Когда уличаешь человека в дурном, ему не присущему, то упрекаешь в отсутствии любви. К себе подобным, или к тем, живым, которые были посланы в мир раньше нас.

Мужание духа постигается в минуты потрясений и повторяющихся событий, в которых познаём себя иными. Рождаясь добрыми, чистыми, ясными, всю жизнь пытаемся вернуть себя в этот состояние. Терзаемся. Тешимся тем, что боль души – примета того, что она есть… Но через боль ли обретаем мы её? Сомнительно. Даже не через прощение!

Прожилки молнии, сукровица дождя, гром – картофелем по жёлобу в авоську… Всё из детства. Из состояния безграничной любви, что плавится в огне никчемных страстей к тому, что цены не имеет.

Так часто бывает, вследствие неумения принять любовь. Понять, что это она.

– Э! Э! Э!

– Да, ладно тебе, что ты, в самом деле?

– Э!

– Не бранись! Он – такая же лягушка, как и ты!

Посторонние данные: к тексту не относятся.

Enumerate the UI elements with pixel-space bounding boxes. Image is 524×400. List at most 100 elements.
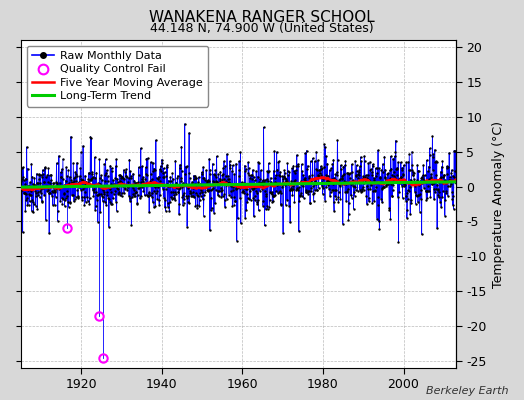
Point (226, 164, 234, 171)
Point (170, 184, 178, 190)
Point (305, 200, 314, 206)
Point (432, 158, 440, 164)
Point (371, 180, 379, 186)
Point (246, 196, 255, 203)
Point (308, 172, 316, 178)
Point (311, 178, 320, 184)
Point (272, 188, 280, 194)
Point (120, 190, 128, 196)
Point (332, 177, 340, 184)
Point (387, 153, 395, 160)
Point (255, 182, 264, 189)
Point (206, 166, 214, 173)
Point (167, 188, 176, 195)
Point (382, 182, 390, 188)
Point (396, 174, 405, 180)
Point (70, 198, 78, 205)
Point (432, 186, 440, 192)
Point (421, 178, 430, 185)
Point (211, 200, 219, 206)
Point (451, 148, 460, 154)
Point (68, 192, 76, 198)
Point (264, 206, 272, 212)
Point (414, 167, 423, 174)
Point (100, 189, 108, 195)
Point (77, 149, 85, 156)
Point (303, 166, 311, 172)
Point (53, 208, 62, 214)
Point (62, 195, 70, 201)
Point (264, 169, 272, 175)
Point (70, 175, 79, 182)
Point (225, 191, 233, 198)
Point (150, 204, 158, 210)
Point (330, 175, 339, 181)
Point (78, 177, 86, 184)
Point (419, 176, 427, 183)
Point (291, 170, 299, 176)
Point (125, 175, 133, 182)
Point (350, 188, 358, 195)
Point (254, 174, 262, 180)
Point (317, 163, 325, 169)
Point (203, 178, 211, 184)
Point (394, 239, 402, 245)
Point (59, 156, 67, 162)
Point (113, 207, 121, 214)
Point (25, 182, 34, 189)
Point (306, 200, 314, 206)
Point (381, 166, 390, 173)
Point (90, 186, 98, 192)
Point (90, 189, 99, 196)
Point (265, 168, 273, 174)
Point (235, 172, 243, 179)
Point (255, 160, 263, 166)
Point (392, 166, 401, 172)
Point (58, 166, 66, 172)
Point (201, 177, 209, 184)
Point (127, 222, 136, 228)
Point (229, 187, 237, 193)
Point (42, 182, 51, 189)
Point (347, 180, 355, 187)
Point (204, 187, 212, 194)
Point (164, 204, 172, 210)
Point (279, 176, 288, 182)
Point (23, 195, 31, 202)
Point (449, 202, 457, 208)
Point (373, 216, 381, 222)
Y-axis label: Temperature Anomaly (°C): Temperature Anomaly (°C) (492, 120, 505, 288)
Point (309, 190, 318, 197)
Point (174, 189, 182, 195)
Point (268, 192, 277, 199)
Point (147, 190, 156, 196)
Point (180, 190, 188, 196)
Point (353, 168, 361, 175)
Point (297, 178, 305, 184)
Point (27, 208, 36, 214)
Point (422, 157, 431, 164)
Point (221, 163, 230, 169)
Point (68, 179, 76, 185)
Point (65, 180, 73, 186)
Point (345, 210, 353, 217)
Point (296, 190, 304, 197)
Point (183, 223, 191, 230)
Point (376, 180, 384, 186)
Point (157, 168, 166, 174)
Point (297, 181, 305, 187)
Point (138, 178, 147, 184)
Point (379, 169, 387, 175)
Point (335, 183, 344, 190)
Point (216, 177, 224, 184)
Point (423, 188, 432, 194)
Point (344, 170, 352, 176)
Point (62, 164, 70, 170)
Point (23, 144, 31, 150)
Point (438, 158, 446, 164)
Point (301, 177, 309, 183)
Point (138, 163, 146, 170)
Point (218, 177, 226, 183)
Point (100, 178, 108, 184)
Point (380, 184, 388, 190)
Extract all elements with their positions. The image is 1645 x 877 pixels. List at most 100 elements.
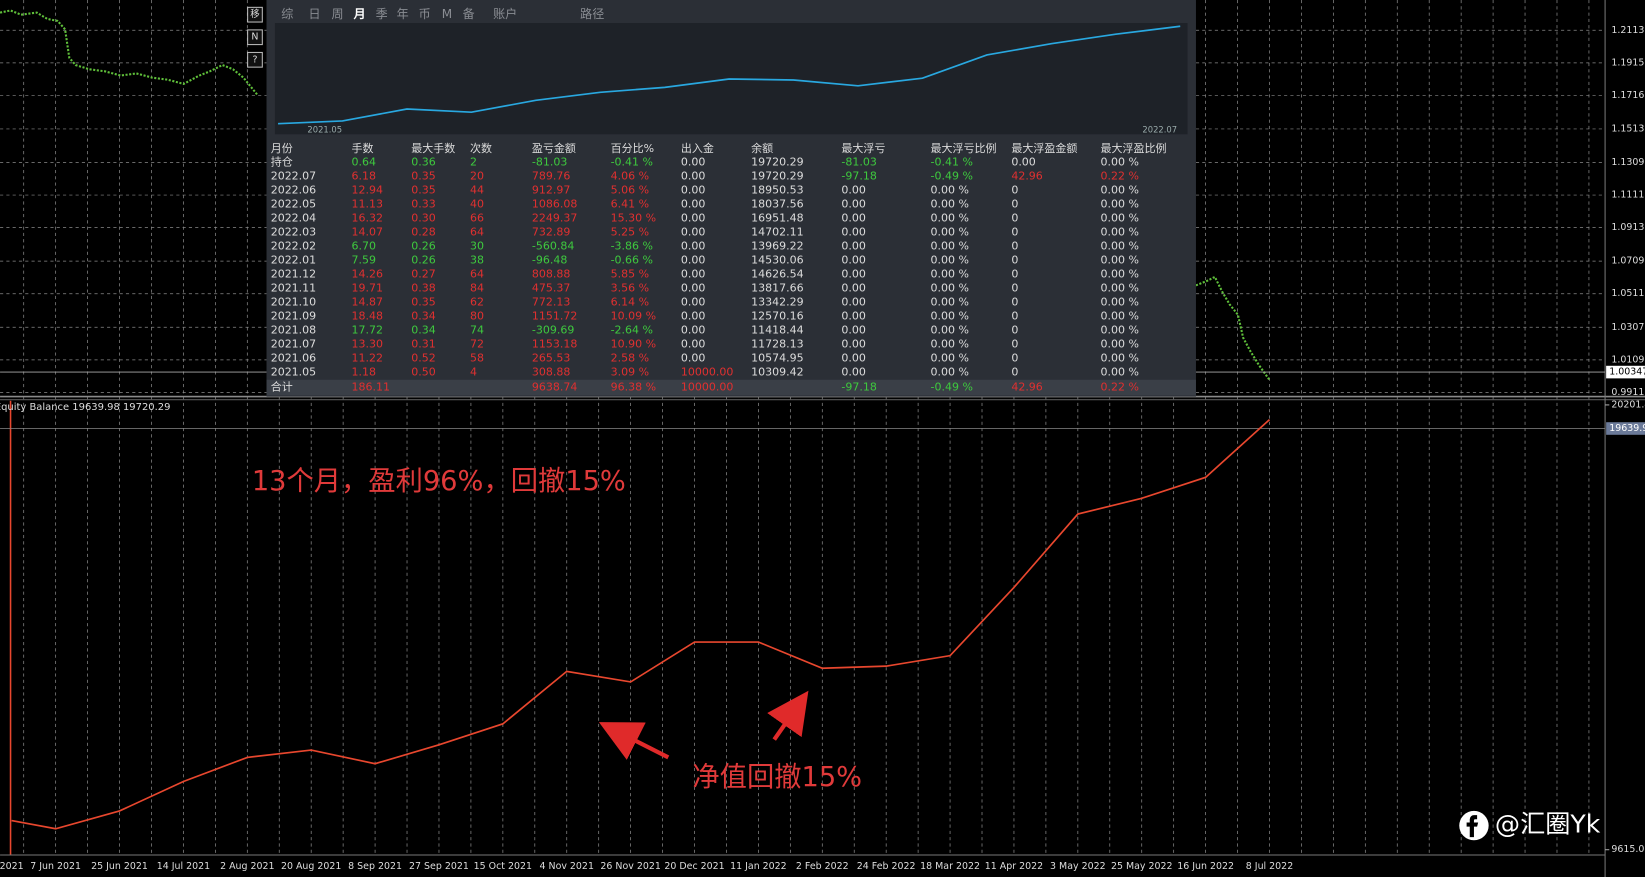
tab[interactable]: 备 bbox=[463, 7, 475, 21]
tab[interactable]: 月 bbox=[353, 7, 366, 21]
current-price-label: 1.00347 bbox=[1609, 367, 1645, 378]
table-cell: -3.86 % bbox=[611, 240, 653, 253]
tab[interactable]: 年 bbox=[397, 7, 409, 21]
table-cell: -0.49 % bbox=[931, 170, 973, 183]
table-cell: 10000.00 bbox=[681, 381, 733, 394]
table-cell: 40 bbox=[470, 198, 484, 211]
table-cell: 0.00 % bbox=[1100, 198, 1138, 211]
table-cell: 265.53 bbox=[532, 351, 571, 364]
table-cell: 0.00 % bbox=[931, 337, 969, 350]
tool-button[interactable] bbox=[247, 29, 263, 46]
tool-icon[interactable]: 移 bbox=[250, 8, 260, 20]
table-cell: 0 bbox=[1011, 295, 1018, 308]
table-cell: 0.26 bbox=[411, 253, 436, 266]
x-tick-label: 8 Jul 2022 bbox=[1246, 861, 1293, 872]
table-cell: 7.59 bbox=[351, 253, 375, 266]
table-cell: 10.90 % bbox=[611, 337, 656, 350]
tab[interactable]: 综 bbox=[281, 7, 293, 21]
table-cell: 16951.48 bbox=[751, 212, 804, 225]
table-cell: 38 bbox=[470, 253, 484, 266]
table-cell: 0.00 % bbox=[1100, 212, 1138, 225]
table-cell: 42.96 bbox=[1011, 381, 1043, 394]
table-cell: 0.00 bbox=[1011, 156, 1036, 169]
tab[interactable]: 季 bbox=[376, 7, 388, 21]
table-cell: 0.34 bbox=[411, 309, 436, 322]
table-cell: 0.31 bbox=[411, 337, 436, 350]
table-cell: 2022.04 bbox=[271, 212, 317, 225]
table-cell: 0.28 bbox=[411, 226, 436, 239]
table-cell: 0.33 bbox=[411, 198, 436, 211]
table-cell: 2022.02 bbox=[271, 240, 317, 253]
column-header: 盈亏金额 bbox=[532, 141, 576, 155]
current-price-box bbox=[1606, 365, 1645, 379]
table-cell: 1153.18 bbox=[532, 337, 578, 350]
table-cell: 80 bbox=[470, 309, 484, 322]
table-cell: 14.87 bbox=[351, 295, 383, 308]
x-tick-label: 20 Aug 2021 bbox=[281, 861, 341, 872]
x-tick-label: 15 Oct 2021 bbox=[474, 861, 532, 872]
arrow bbox=[598, 722, 670, 760]
table-cell: 10.09 % bbox=[611, 309, 656, 322]
table-cell: -81.03 bbox=[532, 156, 567, 169]
table-cell: 持仓 bbox=[271, 155, 293, 169]
table-cell: 808.88 bbox=[532, 267, 571, 280]
table-cell: 14.26 bbox=[351, 267, 383, 280]
table-cell: 912.97 bbox=[532, 184, 571, 197]
table-cell: 18950.53 bbox=[751, 184, 804, 197]
tab[interactable]: 币 bbox=[419, 7, 431, 21]
table-cell: 0.00 % bbox=[1100, 309, 1138, 322]
table-cell: 66 bbox=[470, 212, 484, 225]
tab[interactable]: 账户 bbox=[493, 6, 517, 21]
table-cell: 0.52 bbox=[411, 351, 436, 364]
table-cell: 0.00 bbox=[841, 337, 866, 350]
tab[interactable]: 周 bbox=[332, 7, 344, 21]
table-cell: 308.88 bbox=[532, 365, 571, 378]
table-cell: 0.00 bbox=[681, 184, 705, 197]
table-cell: 6.14 % bbox=[611, 295, 649, 308]
table-cell: 74 bbox=[470, 323, 484, 336]
table-cell: 20 bbox=[470, 170, 484, 183]
table-cell: 18037.56 bbox=[751, 198, 804, 211]
table-cell: 2022.07 bbox=[271, 170, 317, 183]
table-cell: 0.00 bbox=[681, 295, 705, 308]
table-cell: 475.37 bbox=[532, 281, 571, 294]
table-cell: 0.00 % bbox=[1100, 253, 1138, 266]
table-cell: 0.00 bbox=[841, 267, 866, 280]
table-cell: 2022.05 bbox=[271, 198, 317, 211]
tool-icon[interactable]: ? bbox=[252, 54, 257, 65]
table-cell: 0.00 bbox=[841, 323, 866, 336]
table-cell: 2021.06 bbox=[271, 351, 317, 364]
table-cell: 0.22 % bbox=[1100, 170, 1138, 183]
table-cell: 42.96 bbox=[1011, 170, 1043, 183]
table-cell: 0.64 bbox=[351, 156, 375, 169]
table-cell: 0.00 bbox=[681, 212, 705, 225]
tool-icon[interactable]: N bbox=[251, 32, 258, 43]
tab[interactable]: M bbox=[442, 7, 452, 21]
tab[interactable]: 日 bbox=[308, 7, 320, 21]
table-cell: 0.00 bbox=[681, 156, 705, 169]
column-header: 余额 bbox=[751, 141, 773, 155]
table-cell: 6.18 bbox=[351, 170, 375, 183]
table-cell: 10309.42 bbox=[751, 365, 804, 378]
table-cell: -97.18 bbox=[841, 381, 876, 394]
table-cell: 0.34 bbox=[411, 323, 436, 336]
tool-button[interactable] bbox=[247, 51, 263, 68]
table-cell: 96.38 % bbox=[611, 381, 656, 394]
tool-button[interactable] bbox=[247, 6, 263, 23]
table-cell: 789.76 bbox=[532, 170, 571, 183]
x-tick-label: 8 Sep 2021 bbox=[348, 861, 402, 872]
table-cell: 2 bbox=[470, 156, 477, 169]
table-cell: 0 bbox=[1011, 365, 1018, 378]
table-cell: 30 bbox=[470, 240, 484, 253]
table-cell: 0.36 bbox=[411, 156, 436, 169]
table-cell: 2249.37 bbox=[532, 212, 578, 225]
table-cell: 2.58 % bbox=[611, 351, 649, 364]
table-cell: 2021.09 bbox=[271, 309, 317, 322]
tab[interactable]: 路径 bbox=[580, 6, 604, 21]
table-cell: 0.00 bbox=[841, 198, 866, 211]
x-tick-label: 2 Feb 2022 bbox=[796, 861, 849, 872]
table-cell: 0.00 bbox=[681, 337, 705, 350]
table-cell: 0.22 % bbox=[1100, 381, 1138, 394]
column-header: 最大手数 bbox=[411, 141, 455, 155]
table-cell: 0 bbox=[1011, 267, 1018, 280]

Они глянули на меня. Оба. Одновременно. Во взорах были и укоризна, и сочувствие к моему невежеству. Что с меня? Я всего лишь человече.


Утро


День крепко жмурился, никак не желал подниматься. И по его щекам, вместо слёз, струился розовый сок. То шиповник горевал о мимолётной нежности своей. О несговорчивости – вынужденной и напрасной. О колкости, что впитал с вешними вишнёвыми водами, рыжими от глины. Озорными и бессердечными.

Привык он ранить, не избалован. Безутешен на виду у липких лап лип. И горчит… горчит ветерок, что тянется от него паутиной. Морщится, брезглив. То ли ветер, то ли шиповник.

      Под циновкой травы мышь обустроила нежаркую горницу. И хлопочет. Там откусит от сочного края листа, тут – освободит от облатки семечко тополя. И как его сюда занесло? Не меньше пяти вёрст до ближнего дерева.